1935 film by Isadore Freleng

Into Your Dance is a 1935 American animated comedy short film directed by Isadore Freleng. The short was released on June 8, 1935. It is the 48th film in the Merrie Melodies series.

==Plot==
Captain Benny operates a show boat, which somehow passes through elevated land at a river with no issue. A barbershop quartet in blackface sings a tune while crowds pour into the boat.

Benny introduces the world's "most famous conductor", a pig who is thought to be an imposter, booed and pelted with tomatoes twice, but nevertheless dons a disguise that earns cheers from the crowd. He conducts "William Tell Overture" with infrequent interruptions such as hitting a musician with a mallet.
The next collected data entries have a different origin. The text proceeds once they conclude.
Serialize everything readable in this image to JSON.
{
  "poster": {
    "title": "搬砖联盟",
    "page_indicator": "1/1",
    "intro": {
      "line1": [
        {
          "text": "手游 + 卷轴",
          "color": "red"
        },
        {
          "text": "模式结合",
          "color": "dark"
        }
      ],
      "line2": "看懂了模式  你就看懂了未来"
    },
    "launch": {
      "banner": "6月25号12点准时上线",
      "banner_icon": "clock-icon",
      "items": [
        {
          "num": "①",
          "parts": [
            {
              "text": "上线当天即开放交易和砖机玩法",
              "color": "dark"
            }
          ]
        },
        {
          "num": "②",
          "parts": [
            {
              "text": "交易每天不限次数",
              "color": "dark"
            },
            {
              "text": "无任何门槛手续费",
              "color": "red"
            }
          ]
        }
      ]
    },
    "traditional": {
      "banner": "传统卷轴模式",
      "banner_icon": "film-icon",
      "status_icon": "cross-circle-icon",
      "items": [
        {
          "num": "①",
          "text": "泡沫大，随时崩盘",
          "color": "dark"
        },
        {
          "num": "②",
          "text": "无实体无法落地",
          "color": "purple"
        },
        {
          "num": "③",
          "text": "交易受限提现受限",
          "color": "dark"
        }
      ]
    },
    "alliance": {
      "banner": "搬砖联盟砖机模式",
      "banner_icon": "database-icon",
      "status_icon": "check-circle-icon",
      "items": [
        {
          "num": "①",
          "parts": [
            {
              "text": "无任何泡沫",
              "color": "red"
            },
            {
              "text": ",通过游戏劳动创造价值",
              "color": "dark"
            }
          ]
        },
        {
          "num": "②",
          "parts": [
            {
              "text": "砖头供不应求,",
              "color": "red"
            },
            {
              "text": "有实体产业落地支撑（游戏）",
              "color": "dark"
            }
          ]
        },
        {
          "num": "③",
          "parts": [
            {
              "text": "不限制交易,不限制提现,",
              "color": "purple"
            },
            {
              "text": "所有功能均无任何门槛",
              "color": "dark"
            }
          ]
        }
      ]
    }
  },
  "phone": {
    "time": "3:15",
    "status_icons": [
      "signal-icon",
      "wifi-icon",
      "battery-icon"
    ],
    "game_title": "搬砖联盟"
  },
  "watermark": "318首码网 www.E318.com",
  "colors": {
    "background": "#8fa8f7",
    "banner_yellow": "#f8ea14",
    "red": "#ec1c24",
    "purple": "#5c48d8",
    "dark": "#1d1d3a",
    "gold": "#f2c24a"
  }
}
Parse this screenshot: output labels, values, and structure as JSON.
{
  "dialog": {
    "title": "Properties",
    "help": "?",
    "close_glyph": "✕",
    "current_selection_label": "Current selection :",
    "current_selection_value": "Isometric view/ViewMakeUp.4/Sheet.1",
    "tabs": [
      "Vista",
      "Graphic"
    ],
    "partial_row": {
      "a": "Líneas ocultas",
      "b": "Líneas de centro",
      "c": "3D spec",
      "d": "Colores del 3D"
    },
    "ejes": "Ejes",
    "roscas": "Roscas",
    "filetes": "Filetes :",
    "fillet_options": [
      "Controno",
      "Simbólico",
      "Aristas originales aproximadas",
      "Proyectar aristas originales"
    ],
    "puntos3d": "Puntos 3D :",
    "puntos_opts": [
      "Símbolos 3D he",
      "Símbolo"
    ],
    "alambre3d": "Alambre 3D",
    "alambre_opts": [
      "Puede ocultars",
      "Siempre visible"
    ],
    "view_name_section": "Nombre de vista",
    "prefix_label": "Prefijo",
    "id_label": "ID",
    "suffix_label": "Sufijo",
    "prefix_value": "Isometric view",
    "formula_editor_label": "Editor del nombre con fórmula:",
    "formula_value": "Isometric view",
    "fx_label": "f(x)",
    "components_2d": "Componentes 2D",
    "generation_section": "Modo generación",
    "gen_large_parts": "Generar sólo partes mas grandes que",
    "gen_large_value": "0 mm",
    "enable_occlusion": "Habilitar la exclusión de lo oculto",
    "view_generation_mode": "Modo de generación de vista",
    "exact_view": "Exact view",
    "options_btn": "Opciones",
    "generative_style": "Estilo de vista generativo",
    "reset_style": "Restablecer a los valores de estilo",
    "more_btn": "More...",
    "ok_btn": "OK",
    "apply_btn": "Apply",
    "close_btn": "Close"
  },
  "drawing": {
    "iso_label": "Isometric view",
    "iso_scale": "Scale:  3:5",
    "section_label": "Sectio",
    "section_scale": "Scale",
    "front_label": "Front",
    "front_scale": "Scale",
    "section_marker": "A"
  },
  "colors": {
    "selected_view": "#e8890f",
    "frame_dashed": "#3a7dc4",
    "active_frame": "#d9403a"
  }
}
An old dog musician is disillusioned and electrocutes the pig's tail, causing him to conduct at an extremely fast speed. A turtle percussionist tries his best to keep up and rests, only to barely keep up with the final drum roll. The pig is then hit on the head while applause is given.

Benny introduces the second event, "Amateur Night", where a group of amateur musicians attempt to impress the audience. The first musician, a female cow soprano singer, is thrown out after Benny could hardly tolerate her singing. A burly individual recites poetry with practical special effects, but is goaded into fighting by a bell ring and knocked out. The next performer, a lanky dog, distracts Benny and steals the bell in an attempt to avoid being thrown out. His terrible singing causes everyone to boo and swiftly leave, while Benny is forced to endure the entirety of his performance due to the bell being missing. The dog is confused by the empty stage, only to be chased off the ship by Benny with a plank.